Written by: Kemarie Jorgensen & Karen Cassidy Selvaggio

HIP, INC v. HORMEL FOODS CORPORATION

Before Lourie, Clevenger, and Taranto.  Appeal from the United States District Court for the District of Delaware.

Summary:  To prove a claim of joint inventorship, an party must prove that the individual contributed in a significant manner, that the claimed contribution was not insignificant in quality when measured against the full invention, and that the individual did more than explain known concepts. 

HIP sued Hormel alleging that an HIP employee, Howard, was either the sole inventor or a joint inventor on a patent directed to methods of precooking bacon and meat pieces.  After hearing testimony from Howard and another HIP employee, the district court concluded Howard was a joint inventor for his contribution to Claim 5, finding Howard was responsible for the concept of preheating with an infrared oven.  Hormel appealed.

On appeal, Hormel argued that the district court erred because Howard’s alleged contributions did not satisfy the joint inventorship test articulated in Pannu v Iolab Corp., 155 F. 3d 1344, 1351.  Hormel argued that Howard failed to satisfy each of the three factors set forth in Pannu requiring that a joint inventor: (1) contribute in some significant manner to the conception of the invention; (2) make a contribution that is not insignificant in quality when the contribution is measured against the dimension of the full invention; and (3) do more than explain well-known concepts.    

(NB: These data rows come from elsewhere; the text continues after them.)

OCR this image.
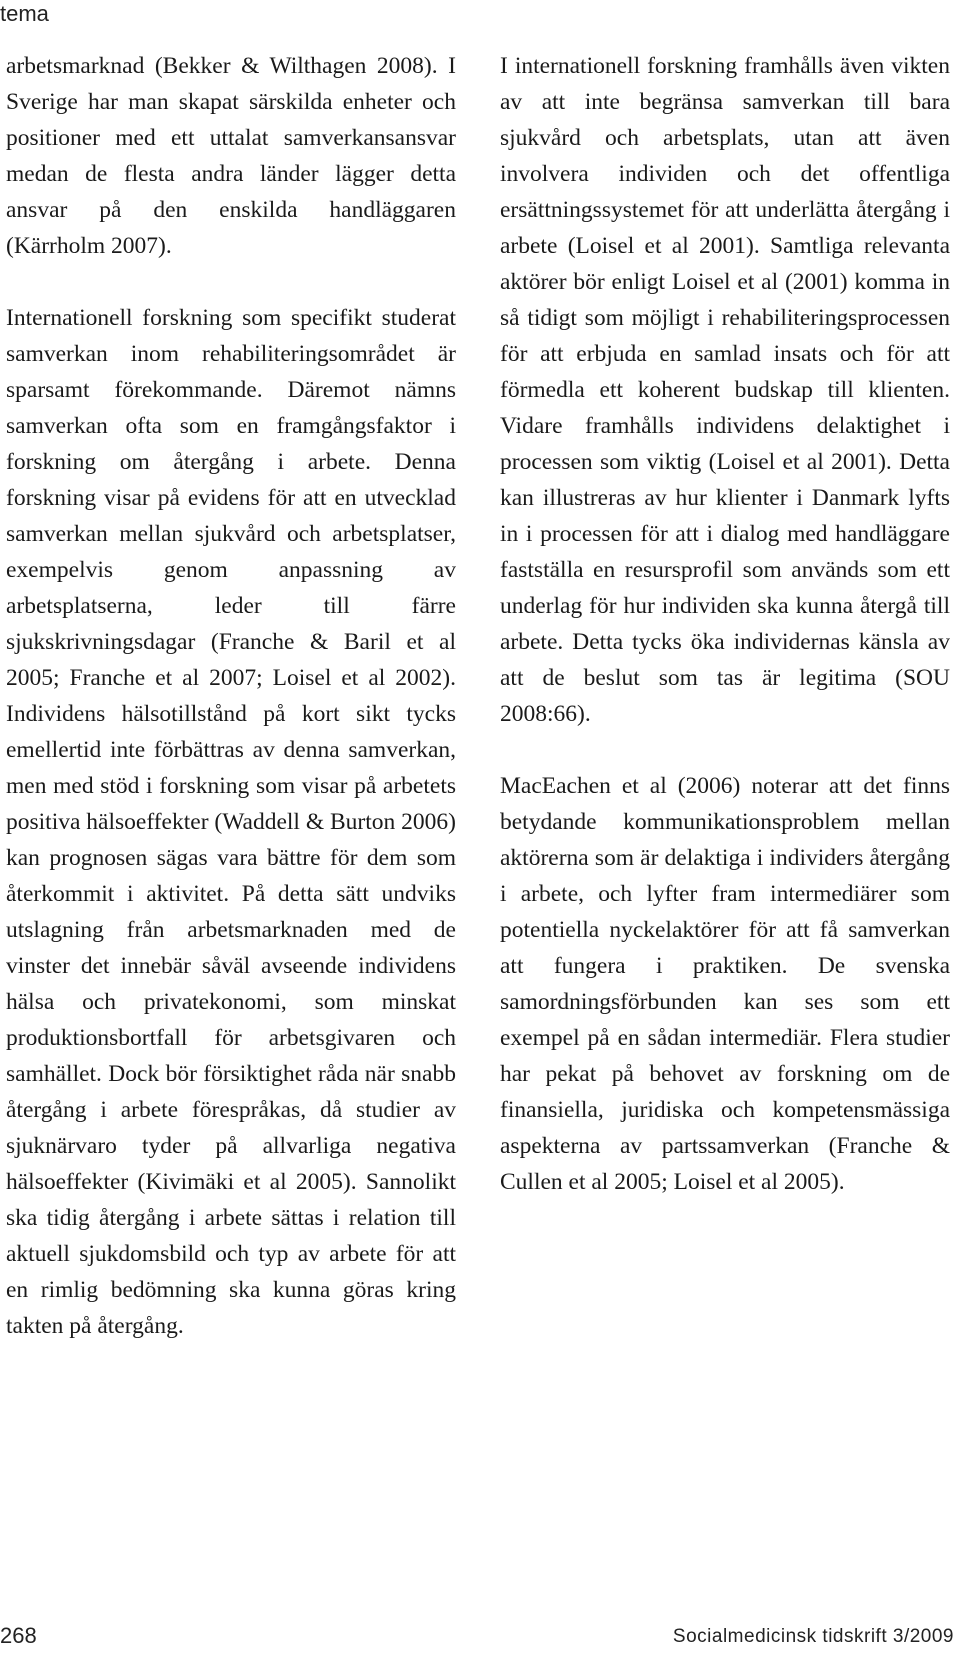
tema

arbetsmarknad (Bekker & Wilthagen 2008). I Sverige har man skapat särskilda enheter och positioner med ett uttalat samverkansansvar medan de flesta andra länder lägger detta ansvar på den enskilda handläggaren (Kärrholm 2007).

Internationell forskning som specifikt studerat samverkan inom rehabiliteringsområdet är sparsamt förekommande. Däremot nämns samverkan ofta som en framgångsfaktor i forskning om återgång i arbete. Denna forskning visar på evidens för att en utvecklad samverkan mellan sjukvård och arbetsplatser, exempelvis genom anpassning av arbetsplatserna, leder till färre sjukskrivningsdagar (Franche & Baril et al 2005; Franche et al 2007; Loisel et al 2002). Individens hälsotillstånd på kort sikt tycks emellertid inte förbättras av denna samverkan, men med stöd i forskning som visar på arbetets positiva hälsoeffekter (Waddell & Burton 2006) kan prognosen sägas vara bättre för dem som återkommit i aktivitet. På detta sätt undviks utslagning från arbetsmarknaden med de vinster det innebär såväl avseende individens hälsa och privatekonomi, som minskat produktionsbortfall för arbetsgivaren och samhället. Dock bör försiktighet råda när snabb återgång i arbete förespråkas, då studier av sjuknärvaro tyder på allvarliga negativa hälsoeffekter (Kivimäki et al 2005). Sannolikt ska tidig återgång i arbete sättas i relation till aktuell sjukdomsbild och typ av arbete för att en rimlig bedömning ska kunna göras kring takten på återgång.

I internationell forskning framhålls även vikten av att inte begränsa samverkan till bara sjukvård och arbetsplats, utan att även involvera individen och det offentliga ersättningssystemet för att underlätta återgång i arbete (Loisel et al 2001). Samtliga relevanta aktörer bör enligt Loisel et al (2001) komma in så tidigt som möjligt i rehabiliteringsprocessen för att erbjuda en samlad insats och för att förmedla ett koherent budskap till klienten. Vidare framhålls individens delaktighet i processen som viktig (Loisel et al 2001). Detta kan illustreras av hur klienter i Danmark lyfts in i processen för att i dialog med handläggare fastställa en resursprofil som används som ett underlag för hur individen ska kunna återgå till arbete. Detta tycks öka individernas känsla av att de beslut som tas är legitima (SOU 2008:66).

MacEachen et al (2006) noterar att det finns betydande kommunikationsproblem mellan aktörerna som är delaktiga i individers återgång i arbete, och lyfter fram intermediärer som potentiella nyckelaktörer för att få samverkan att fungera i praktiken. De svenska samordningsförbunden kan ses som ett exempel på en sådan intermediär. Flera studier har pekat på behovet av forskning om de finansiella, juridiska och kompetensmässiga aspekterna av partssamverkan (Franche & Cullen et al 2005; Loisel et al 2005).

268	Socialmedicinsk tidskrift 3/2009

The Federal Circuit agreed with Hormel, ultimately determining that Howard’s contribution failed the second Pannu factor.  Specifically, the Federal Circuit contrasted Howard’s alleged contribution, preheating with an infrared oven, which was recited only in a single claim as part of a Markush group and was not found in the summary, examples, or figures, with the prominent featuring of preheating with microwave ovens throughout the specification, claims, and figures.  The Federal Circuit found that the patent “squarely focuses on a preheating step using a microwave oven” and the contribution of using an infrared oven is insignificant in quality when measured against the full invention. Accordingly, the Federal Circuit found that Howard is not a joint inventor, and reversed the decision of the district court.